Ah, okay. I’m going to start this by saying that I am not an authority or an expert. I’m still learning myself (and I AM a trans person). And like, I can’t say “this is the right way” because every trans person is an individual, just like every cis person is. But the biggest thing, I think, is empathy. And, at the risk of sounding cheesy, love.
If you don’t want to read my whole blathering, here’s a really good resource on "Writing the Other."
Meeting some trans people would be a help. Like a big one. The biggest one. Listening to them/us. Researching, yeah, but with things like gender and identity you can’t just rely on textbooks or academics (most of which are pretty fucked up in getting facts right anyway). Talk to a bunch. Keep quiet and listen. Don’t speak over. Read their blogs, there are tons and tons on tumblr alone. Have a healthy sense of empathy, openness, and desire to understand.
(Seriously, with the interwebs, there’s a wealth of instant information. If you can access Google, you don’t really have an excuse for not learning.)
Your first step here is going to be researching. All of the above. Doing it with openness and love, listening, and acknowledging that you are going to make mistakes, and that you will learn from them.
And if you’re lucky enough to have a trans person in your life awesome enough to look over what you’ve written, do that. (Lucky me, a bunch of my dearest lovelies are trans as well, and they’ve helped me immeasurably.) But this is not their responsibility to teach. It’s your responsibility to learn. If they offer help, accept it gratefully, but if they don’t want to or feel comfortable, do not push it.
As I said before, I’m not an authority, nor am I immune from messing up. I am a female-assigned-at-birth nonbinary person, and as such I have a passing and basic existence privilege in the trans world that defies description, it’s ridiculous. Because of that, I’m not going to be able to understand someone male-assigned’s experience. If I want to write a character like me (and I will), a female-assigned enby (nonbinary personthing), I’ve got a pretty good idea! But a trans woman’s experience will be extremely different from mine, and she will wade through so much more crap than I can ever imagine. So when I write a trans lady character (as there is one in CM), the best I can do is present her as respectfully as I can, and hope I can write her as the amazing woman she is.
And when I fuck up - yeah, let’s be honest, when I fuck up, because everybody fucks up sometimes, the sheer amount of cissexist bullshit we’ve been ingrained with is mindboggling and unless you actively try to unlearn this crap, you will keep thinking in the same godawful, hurtful way you’ve been taught. When I fuck up, if I am called out on it (as I expect I will and should be), I will listen. And do better next time. And you do the same.
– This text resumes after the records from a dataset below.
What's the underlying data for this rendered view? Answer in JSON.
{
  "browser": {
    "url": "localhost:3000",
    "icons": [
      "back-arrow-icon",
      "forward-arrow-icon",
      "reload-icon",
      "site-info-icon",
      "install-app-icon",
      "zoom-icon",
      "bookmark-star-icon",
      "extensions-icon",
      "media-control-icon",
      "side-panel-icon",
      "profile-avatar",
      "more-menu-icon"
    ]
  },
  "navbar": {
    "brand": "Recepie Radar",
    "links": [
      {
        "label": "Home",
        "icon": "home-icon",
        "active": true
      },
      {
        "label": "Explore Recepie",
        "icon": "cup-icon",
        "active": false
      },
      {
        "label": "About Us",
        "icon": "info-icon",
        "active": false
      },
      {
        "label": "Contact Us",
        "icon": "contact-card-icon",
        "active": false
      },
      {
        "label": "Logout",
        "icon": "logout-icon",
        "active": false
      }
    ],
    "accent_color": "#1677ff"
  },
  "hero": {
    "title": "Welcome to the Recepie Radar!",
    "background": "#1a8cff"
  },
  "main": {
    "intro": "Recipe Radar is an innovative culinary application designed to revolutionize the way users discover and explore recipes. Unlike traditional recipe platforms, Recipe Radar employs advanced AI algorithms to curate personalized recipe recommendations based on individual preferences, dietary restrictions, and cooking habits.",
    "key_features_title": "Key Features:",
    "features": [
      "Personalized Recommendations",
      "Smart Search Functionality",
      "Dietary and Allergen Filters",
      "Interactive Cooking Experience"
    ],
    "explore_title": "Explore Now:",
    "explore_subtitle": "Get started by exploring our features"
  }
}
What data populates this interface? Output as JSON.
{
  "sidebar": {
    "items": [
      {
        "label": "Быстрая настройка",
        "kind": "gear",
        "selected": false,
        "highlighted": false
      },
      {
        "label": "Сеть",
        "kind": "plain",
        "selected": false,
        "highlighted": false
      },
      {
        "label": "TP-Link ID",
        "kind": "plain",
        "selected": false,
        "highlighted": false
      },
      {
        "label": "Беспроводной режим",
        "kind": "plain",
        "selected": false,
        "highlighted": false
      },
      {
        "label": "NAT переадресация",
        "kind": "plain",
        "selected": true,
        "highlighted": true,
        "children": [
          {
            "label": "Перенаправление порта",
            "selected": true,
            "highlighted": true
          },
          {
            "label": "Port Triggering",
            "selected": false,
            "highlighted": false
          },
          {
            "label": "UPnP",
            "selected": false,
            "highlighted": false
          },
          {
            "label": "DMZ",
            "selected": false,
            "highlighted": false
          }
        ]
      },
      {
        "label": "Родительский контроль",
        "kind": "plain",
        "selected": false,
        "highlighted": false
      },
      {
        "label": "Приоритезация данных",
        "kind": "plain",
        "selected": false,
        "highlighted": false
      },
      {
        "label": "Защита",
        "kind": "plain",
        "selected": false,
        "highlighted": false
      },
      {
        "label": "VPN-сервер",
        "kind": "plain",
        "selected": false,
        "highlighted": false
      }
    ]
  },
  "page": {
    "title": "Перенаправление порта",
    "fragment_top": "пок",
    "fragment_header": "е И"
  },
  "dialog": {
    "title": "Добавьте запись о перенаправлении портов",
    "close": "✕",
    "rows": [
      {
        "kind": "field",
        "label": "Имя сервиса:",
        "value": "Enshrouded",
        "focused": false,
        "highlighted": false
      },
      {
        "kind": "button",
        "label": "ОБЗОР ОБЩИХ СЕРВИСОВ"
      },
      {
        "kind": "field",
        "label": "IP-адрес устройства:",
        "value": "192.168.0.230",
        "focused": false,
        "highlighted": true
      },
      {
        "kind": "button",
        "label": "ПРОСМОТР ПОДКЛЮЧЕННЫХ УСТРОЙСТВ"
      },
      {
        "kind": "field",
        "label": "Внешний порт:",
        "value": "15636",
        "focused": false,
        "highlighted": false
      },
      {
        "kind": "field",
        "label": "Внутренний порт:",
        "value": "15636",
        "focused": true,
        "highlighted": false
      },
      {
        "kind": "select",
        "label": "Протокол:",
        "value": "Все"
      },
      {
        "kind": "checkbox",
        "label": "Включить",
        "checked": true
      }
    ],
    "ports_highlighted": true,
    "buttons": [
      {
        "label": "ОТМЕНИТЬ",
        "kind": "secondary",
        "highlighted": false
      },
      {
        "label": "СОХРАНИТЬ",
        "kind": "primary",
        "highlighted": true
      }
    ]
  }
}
You’ll mess up. It’s kind of unavoidable. When you do, listen with an open mind and heart, and pick love. When you interact with trans bloggers or friends you make, pick love, and listen to them.
Write all your characters with love. If they’re trans or another marginalized group, maybe give them some extra love they don’t get in real life.
This was an almighty ramble, I’m sorry. It’s something I think a lot about, and this was the first time I’ve actually laid it out in words. I hope it helped at all.
(And as always, followers, if I’ve said something gross or off-point, let me know and I will fix that crap so fast.)